GOP legislators all but fainted on the rotunda floor but were revived with smelling salts long enough to foresee the end of the oil industry and what one of them called “our way of life.” Fifteen House members urged Biden to withdraw the nomination, labeling it “a direct threat to working men and women.” Senator Steve Daines of Montana, a member of the committee that would examine Haaland’s qualifications for the job, denounced her as “radical” twice in the same press release. “Unless my concerns are addressed,” he warned, “I will block her nomination.”
Why all the drama? As someone who has lived in and written about the American West for 30 years, I can tell you that the secretary of the interior, whose main role is overseeing the National Park Service and the Bureau of Land Management (BLM), isn’t usually a memorable figure. The vast majority of Americans who aren’t mine owners or professional environmentalists would be hard-pressed to recall a single one of them by name. Dirk Kempthorne? Ryan Zinke? Sally Jewell? None were household figures like former secretaries of state Hillary Clinton and Colin Powell.
If the conservative goal was to marginalize Haaland as an extremist, it backfired. Instead she blossomed into a sort of folk hero, complete with hashtags, puff pieces in food magazines, and cover shoots for fashion glossies alongside J.Lo and Rihanna—more like a Top Chef all-star than one of the parade of faceless bureaucrats who inhabit the federal Cabinet. (Sorry, Tom Vilsack.) This is partly because Haaland, a Native American who’s an enrolled member of New Mexico’s Laguna Pueblo, had already qualified as a bona fide historic figure. In 2017, along with Sharice Davids of Kansas, she was one of the first Native women elected to Congress. Under Biden, she became the first Native American—man or woman—nominated to a Cabinet position.
The significance of the Cabinet nomination was immediately apparent. When it was announced, Winona LaDuke, executive director of Honor the Earth and a two-time Green Party vice presidential candidate, applauded the move and said, “It’s time Native people are in a position to take care of Mother Earth. We know how to do it.”
Julian Brave NoiseCat, an activist and author who led a campaign to put Haaland on Biden’s radar, was thrilled when she was picked. “She embodies this grassroots movement of Indigenous leaders on environmental issues,” he told me. “She was at Standing Rock cooking green chile and tortillas for water protectors.”
Now entering her second year as interior secretary, Haaland has frequently disappointed the left, which wanted a climate-justice crusader that so far it hasn’t gotten, and confounded the right, which fantasized about a bottle-throwing Antifa block captain it could keep bashing politically. But her environmental decisions to date have taken a path right down the unexciting middle, which in retrospect isn’t too surprising: she works for a moderate president.
While conservatives may have railed that this likable woman of color was a shill for eco-saboteurs, I’m here to argue something else: that the real threat to the status quo is having a powerful Native American demanding justice for Native Americans.

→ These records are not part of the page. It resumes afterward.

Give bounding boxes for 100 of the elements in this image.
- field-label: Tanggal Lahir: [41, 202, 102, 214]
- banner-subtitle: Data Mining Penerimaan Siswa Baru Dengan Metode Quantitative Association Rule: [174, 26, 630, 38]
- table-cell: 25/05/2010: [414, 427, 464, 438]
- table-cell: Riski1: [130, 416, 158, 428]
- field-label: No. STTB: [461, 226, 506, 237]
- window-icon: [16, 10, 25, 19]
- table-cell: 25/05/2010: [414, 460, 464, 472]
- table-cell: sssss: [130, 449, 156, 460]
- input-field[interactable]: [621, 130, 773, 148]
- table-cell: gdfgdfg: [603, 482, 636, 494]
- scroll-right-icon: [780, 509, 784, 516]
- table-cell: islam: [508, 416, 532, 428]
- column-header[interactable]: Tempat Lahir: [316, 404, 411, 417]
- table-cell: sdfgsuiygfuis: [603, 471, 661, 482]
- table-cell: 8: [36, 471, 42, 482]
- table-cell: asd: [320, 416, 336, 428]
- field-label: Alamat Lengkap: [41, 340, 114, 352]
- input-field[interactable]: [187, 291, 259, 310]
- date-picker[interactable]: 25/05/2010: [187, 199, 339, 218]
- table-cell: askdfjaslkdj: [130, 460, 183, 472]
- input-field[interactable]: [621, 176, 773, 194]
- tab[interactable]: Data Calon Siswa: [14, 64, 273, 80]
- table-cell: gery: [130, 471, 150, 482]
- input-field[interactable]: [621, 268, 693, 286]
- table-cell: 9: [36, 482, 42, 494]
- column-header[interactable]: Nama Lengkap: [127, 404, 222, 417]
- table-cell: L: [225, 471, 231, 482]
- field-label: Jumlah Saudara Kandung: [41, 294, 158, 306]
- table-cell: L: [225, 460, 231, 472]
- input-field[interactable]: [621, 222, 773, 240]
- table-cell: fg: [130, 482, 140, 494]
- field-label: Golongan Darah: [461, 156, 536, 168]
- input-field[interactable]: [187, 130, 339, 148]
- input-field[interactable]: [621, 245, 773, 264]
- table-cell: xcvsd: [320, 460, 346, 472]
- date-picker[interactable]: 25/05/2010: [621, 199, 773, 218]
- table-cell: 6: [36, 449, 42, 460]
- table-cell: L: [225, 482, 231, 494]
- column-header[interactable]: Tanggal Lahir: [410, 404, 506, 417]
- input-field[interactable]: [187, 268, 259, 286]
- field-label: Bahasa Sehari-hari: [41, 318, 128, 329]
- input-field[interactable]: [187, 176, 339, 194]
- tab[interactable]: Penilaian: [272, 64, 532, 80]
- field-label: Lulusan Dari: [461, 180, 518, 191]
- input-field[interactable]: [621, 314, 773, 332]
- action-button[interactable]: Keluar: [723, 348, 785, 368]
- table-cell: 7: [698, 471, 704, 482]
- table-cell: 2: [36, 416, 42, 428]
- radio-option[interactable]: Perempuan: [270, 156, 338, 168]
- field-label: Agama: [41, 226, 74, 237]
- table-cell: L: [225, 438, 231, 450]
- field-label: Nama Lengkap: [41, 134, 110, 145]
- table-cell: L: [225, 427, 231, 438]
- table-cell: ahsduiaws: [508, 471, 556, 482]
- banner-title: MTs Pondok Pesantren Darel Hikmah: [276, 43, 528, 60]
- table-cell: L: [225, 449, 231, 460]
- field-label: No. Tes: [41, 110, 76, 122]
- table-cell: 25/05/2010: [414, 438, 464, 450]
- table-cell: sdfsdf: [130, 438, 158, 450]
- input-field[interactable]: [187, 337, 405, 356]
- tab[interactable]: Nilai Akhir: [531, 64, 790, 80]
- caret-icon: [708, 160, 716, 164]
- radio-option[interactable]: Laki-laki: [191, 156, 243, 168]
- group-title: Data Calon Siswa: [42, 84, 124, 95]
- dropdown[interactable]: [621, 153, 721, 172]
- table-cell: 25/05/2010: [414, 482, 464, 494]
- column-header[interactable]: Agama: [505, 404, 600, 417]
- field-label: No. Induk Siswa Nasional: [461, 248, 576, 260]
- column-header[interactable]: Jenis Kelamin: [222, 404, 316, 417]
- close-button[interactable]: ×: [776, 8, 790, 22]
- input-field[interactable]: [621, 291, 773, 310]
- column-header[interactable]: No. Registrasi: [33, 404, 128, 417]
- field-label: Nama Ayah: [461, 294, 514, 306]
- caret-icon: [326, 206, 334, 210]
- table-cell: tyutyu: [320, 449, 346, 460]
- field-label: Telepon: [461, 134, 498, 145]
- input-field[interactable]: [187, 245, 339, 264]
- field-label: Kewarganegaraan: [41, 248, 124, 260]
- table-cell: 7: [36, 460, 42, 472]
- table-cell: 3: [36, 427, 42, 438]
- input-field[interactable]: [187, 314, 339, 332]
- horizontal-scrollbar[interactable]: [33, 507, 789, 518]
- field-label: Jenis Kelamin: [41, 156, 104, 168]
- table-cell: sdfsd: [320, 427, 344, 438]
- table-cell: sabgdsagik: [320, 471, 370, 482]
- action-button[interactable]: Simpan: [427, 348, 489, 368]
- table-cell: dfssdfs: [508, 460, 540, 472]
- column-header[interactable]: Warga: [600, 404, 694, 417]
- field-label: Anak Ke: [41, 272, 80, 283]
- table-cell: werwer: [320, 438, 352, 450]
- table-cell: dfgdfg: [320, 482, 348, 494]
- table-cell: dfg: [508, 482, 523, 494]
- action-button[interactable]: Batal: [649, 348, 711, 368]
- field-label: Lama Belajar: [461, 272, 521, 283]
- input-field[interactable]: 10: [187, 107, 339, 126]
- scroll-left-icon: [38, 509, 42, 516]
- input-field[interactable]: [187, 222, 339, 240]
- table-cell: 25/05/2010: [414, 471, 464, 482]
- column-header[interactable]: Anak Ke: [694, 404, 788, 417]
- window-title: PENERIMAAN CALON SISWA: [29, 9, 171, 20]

Somewhat overlooked in the spat between the Keep Oil in the Ground crowd and the Drill, Baby, Drillers—groups that both tend to be white—was the fact that Haaland would also oversee the Bureau of Indian Affairs (BIA), one of the most damaging and frankly racist offices in the history of American government. On Native issues, Haaland has moved swiftly to reckon with centuries of genocide and stolen land. In this arena, she could prove to be a more transformational figure—a blunt corrective for a nation that still does not know its own history—than anything conservatives feared or progressives imagined.